Pennsylvania law, in an action based on fraud, the measure of damages is ‘actual loss’ and

not the benefit, or value, of that bargain.” Delahanty v. First Pa. Bank, 464 A.2d 1243,

1257 (Pa. Super. Ct. 1983) (internal citation and citation omitted); see also Peters v.

Stroudsburg Trust Co., 35 A.2d 341, 343 (Pa. 1944) (“There are a few jurisdictions in

       6
        The facts indicate that consideration (required to enforce an agreement to
negotiate in good faith) may have been lacking. As B&P concedes, promissory estoppel
is “simply a different way of finding the consideration necessary to support the agreement
to negotiate in good faith.” Appellant’s Br. at 44.

                                              11
which, in cases of deceit and fraud, plaintiff is allowed the value of his bargain. But such

is not the rule in Pennsylvania. Here he can recover only his actual loss.”); GMH Assocs.

v. Prudential Realty Group, 752 A.2d 889, 905 (Pa. Super. Ct. 2000) (stating in a dictum

that the “only manner of damages available for a successful plaintiff in an action for fraud

is actual loss, and not benefit of the bargain” (citing Delahanty, 464 A.2d at 1257)). B&P

seeks to recover the profits it would have received had Grand Sasso’s (and Woody’s and

Thomas’s) purported misrepresentations been true. In other words, B&P seeks the benefit

of a bargain that never materialized — anticipated profits flowing from purchase of the

Property. This type of recovery is prohibited in Pennsylvania.

       Accordingly, we disagree with B&P’s contention that case law supports its position

that benefit of the bargain damages are recoverable under a fraud claim. In Jahanshahi v.

Centura Development Co., 816 A.2d 1179 (Pa. Super. Ct. 2003), the discussion of lost

profits was in the context of breach of contract, not fraud. The opinion, in a dictum, refers

to “[d]amages for lost profits, like other contract damages,” id. at 1184 (citation and

quotations omitted), and states that plaintiffs “sought to offer an opinion about the profits

lost when [defendant] cancelled the lease agreement.” Id. at 1185. The Court also

engaged in a lengthy statute of frauds analysis, an analysis that would be unnecessary if it

were a fraud case. Id. at 1189-90. In short, Jahanashahi in no way indicates an intention

to deviate from the Delahanty rule that benefit of the bargain damages are not recoverable

in a fraud case. Any other interpretation would run counter to the controlling

                                              12
Pennsylvania Supreme Court precedent in Peters that predates Delahanty by nearly 40

years.

         Similarly, Tunis Brothers Company v. Ford Motor Company, 952 F.2d 715 (3d Cir.

1992), discusses and explicitly approves of the actual loss standard. “In addressing the

compensatory damages issue, the court in Delahanty observed that ‘[u]nder Pennsylvania

law, in an action based on fraud, the measure of damages is “actual loss,” . . . and not the

benefit, or value, of that bargain.’” Id. at 735 (citations and quotations omitted).

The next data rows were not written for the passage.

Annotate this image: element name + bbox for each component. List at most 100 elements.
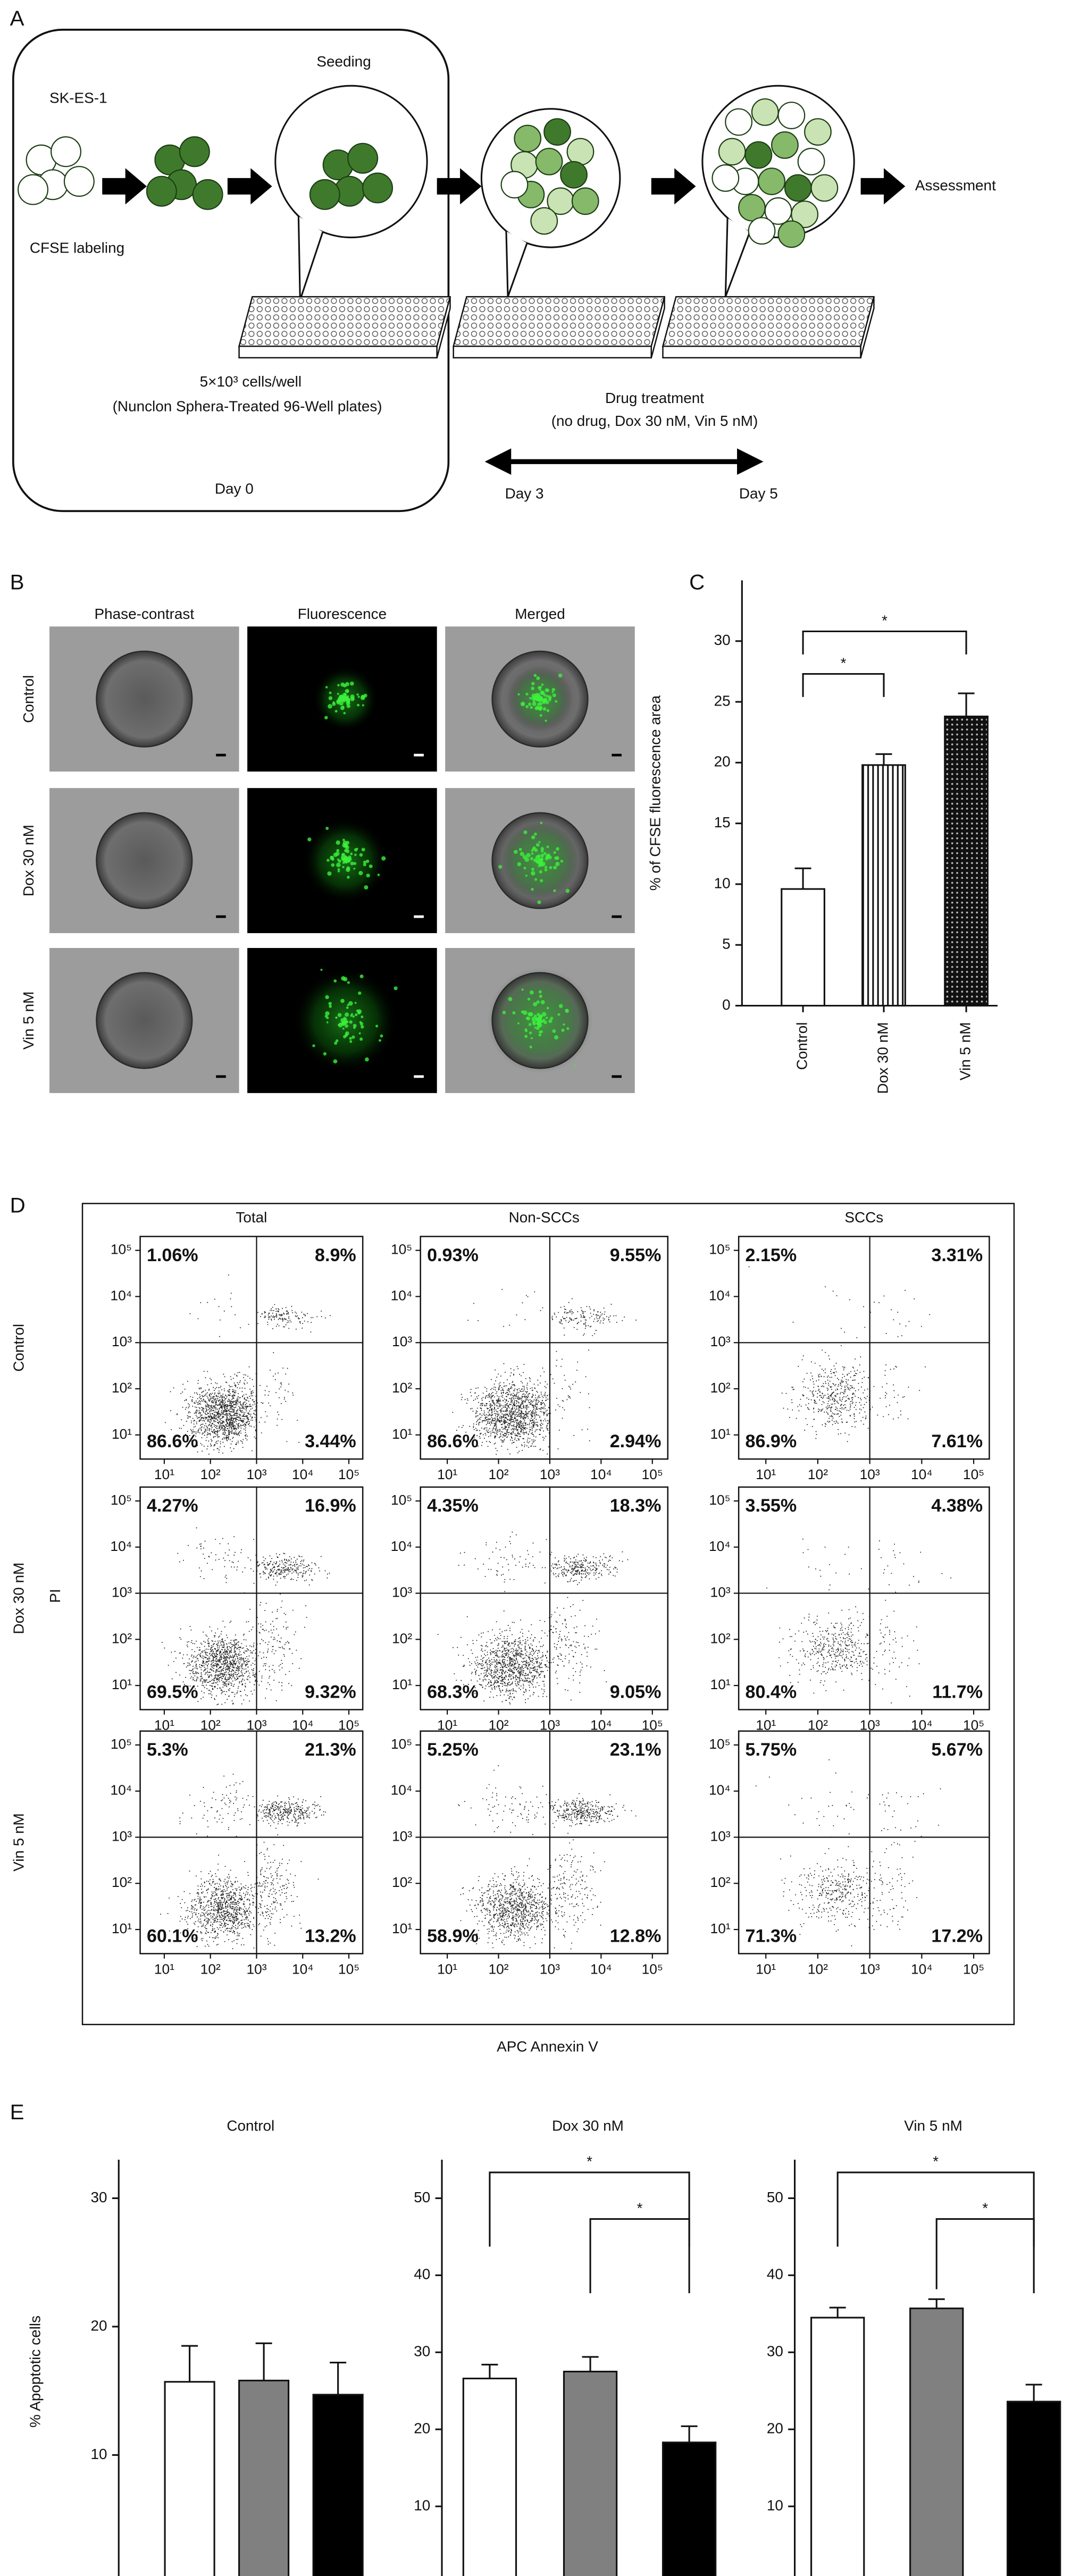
event-dot [236, 1423, 237, 1425]
event-dot [491, 1392, 492, 1394]
event-dot [222, 1441, 224, 1443]
event-dot [480, 1413, 481, 1415]
event-dot [488, 1436, 490, 1437]
cell [758, 167, 786, 196]
event-dot [217, 1664, 219, 1665]
event-dot [232, 1402, 234, 1404]
event-dot [886, 1383, 888, 1385]
event-dot [205, 1389, 206, 1391]
event-dot [500, 1433, 501, 1434]
event-dot [571, 1298, 573, 1299]
event-dot [180, 1392, 182, 1394]
event-dot [200, 1669, 202, 1671]
event-dot [484, 1398, 486, 1399]
event-dot [281, 1384, 282, 1386]
event-dot [530, 1429, 531, 1430]
fluorescence-spot [365, 1057, 369, 1062]
event-dot [217, 1661, 219, 1663]
event-dot [853, 1407, 855, 1408]
event-dot [545, 1411, 547, 1412]
event-dot [848, 1388, 849, 1390]
x-tick-label: 10² [200, 1466, 221, 1482]
fluorescence-spot [339, 1022, 341, 1025]
event-dot [518, 1402, 520, 1404]
event-dot [231, 1428, 232, 1430]
event-dot [264, 1567, 266, 1568]
event-dot [213, 1402, 214, 1404]
event-dot [280, 1314, 281, 1315]
event-dot [214, 1444, 215, 1445]
fluorescence-spot [517, 693, 520, 696]
event-dot [236, 1398, 238, 1400]
event-dot [510, 1394, 512, 1396]
event-dot [495, 1369, 496, 1371]
event-dot [194, 1445, 196, 1446]
event-dot [529, 1424, 530, 1425]
event-dot [299, 1556, 300, 1557]
event-dot [831, 1415, 832, 1416]
event-dot [304, 1580, 305, 1582]
event-dot [228, 1385, 230, 1386]
event-dot [287, 1312, 289, 1314]
event-dot [230, 1402, 231, 1404]
event-dot [283, 1313, 284, 1315]
event-dot [240, 1404, 242, 1406]
event-dot [267, 1576, 269, 1578]
event-dot [857, 1370, 858, 1371]
event-dot [490, 1398, 492, 1399]
event-dot [503, 1382, 505, 1383]
event-dot [582, 1312, 584, 1314]
event-dot [216, 1441, 217, 1442]
event-dot [191, 1649, 193, 1650]
event-dot [287, 1573, 289, 1575]
event-dot [219, 1336, 220, 1337]
event-dot [505, 1399, 507, 1400]
event-dot [824, 1411, 825, 1413]
event-dot [212, 1400, 213, 1402]
event-dot [208, 1419, 210, 1421]
fluorescence-spot [351, 698, 354, 700]
event-dot [843, 1396, 845, 1397]
bar [1007, 2401, 1061, 2576]
cell [535, 148, 563, 175]
event-dot [266, 1568, 268, 1570]
event-dot [188, 1403, 189, 1405]
event-dot [533, 1413, 534, 1414]
event-dot [525, 1412, 527, 1414]
event-dot [806, 1397, 808, 1399]
event-dot [233, 1649, 235, 1651]
event-dot [799, 1404, 800, 1406]
event-dot [518, 1373, 520, 1375]
fluorescence-spot [529, 1045, 532, 1048]
quadrant-percent: 86.6% [147, 1431, 198, 1451]
event-dot [841, 1421, 843, 1423]
event-dot [221, 1402, 222, 1403]
event-dot [831, 1404, 832, 1405]
event-dot [475, 1388, 477, 1389]
event-dot [489, 1400, 490, 1402]
event-dot [478, 1395, 479, 1396]
event-dot [207, 1384, 208, 1386]
event-dot [816, 1396, 818, 1398]
fluorescence-spot [538, 990, 542, 994]
event-dot [783, 1407, 784, 1409]
fluorescence-spot [555, 861, 560, 867]
event-dot [202, 1450, 203, 1452]
event-dot [864, 1404, 865, 1405]
event-dot [507, 1403, 508, 1404]
event-dot [475, 1413, 476, 1414]
event-dot [281, 1314, 283, 1315]
event-dot [224, 1652, 225, 1654]
event-dot [500, 1412, 502, 1413]
event-dot [524, 1402, 526, 1403]
event-dot [234, 1421, 236, 1423]
event-dot [250, 1391, 252, 1392]
fluorescence-spot [544, 868, 548, 871]
event-dot [539, 1429, 540, 1430]
event-dot [199, 1543, 200, 1545]
event-dot [502, 1395, 504, 1396]
event-dot [238, 1401, 240, 1403]
event-dot [219, 1413, 220, 1415]
event-dot [843, 1392, 845, 1394]
event-dot [480, 1407, 481, 1409]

Therefore, to interpret Tunis Brothers as supporting benefit of the bargain damages in a

fraud case is to conclude that the case misapplied the very legal standard it espoused. This

Tunis Brothers obviously did not do.

                                           *****

         In this context, we affirm the District Court’s decision dismissing B&P’s claims for

lost profits.7

         7
        Despite failing to file a notice of appeal, Woody and Thomas Abbonizio filed a
separate brief, arguing entitlement to judgment on alternative grounds. Because we
conclude that B&P is not entitled to lost profits, we need not reach the merits of the
Abbonizios’ arguments or the question of whether we have jurisdiction to consider them.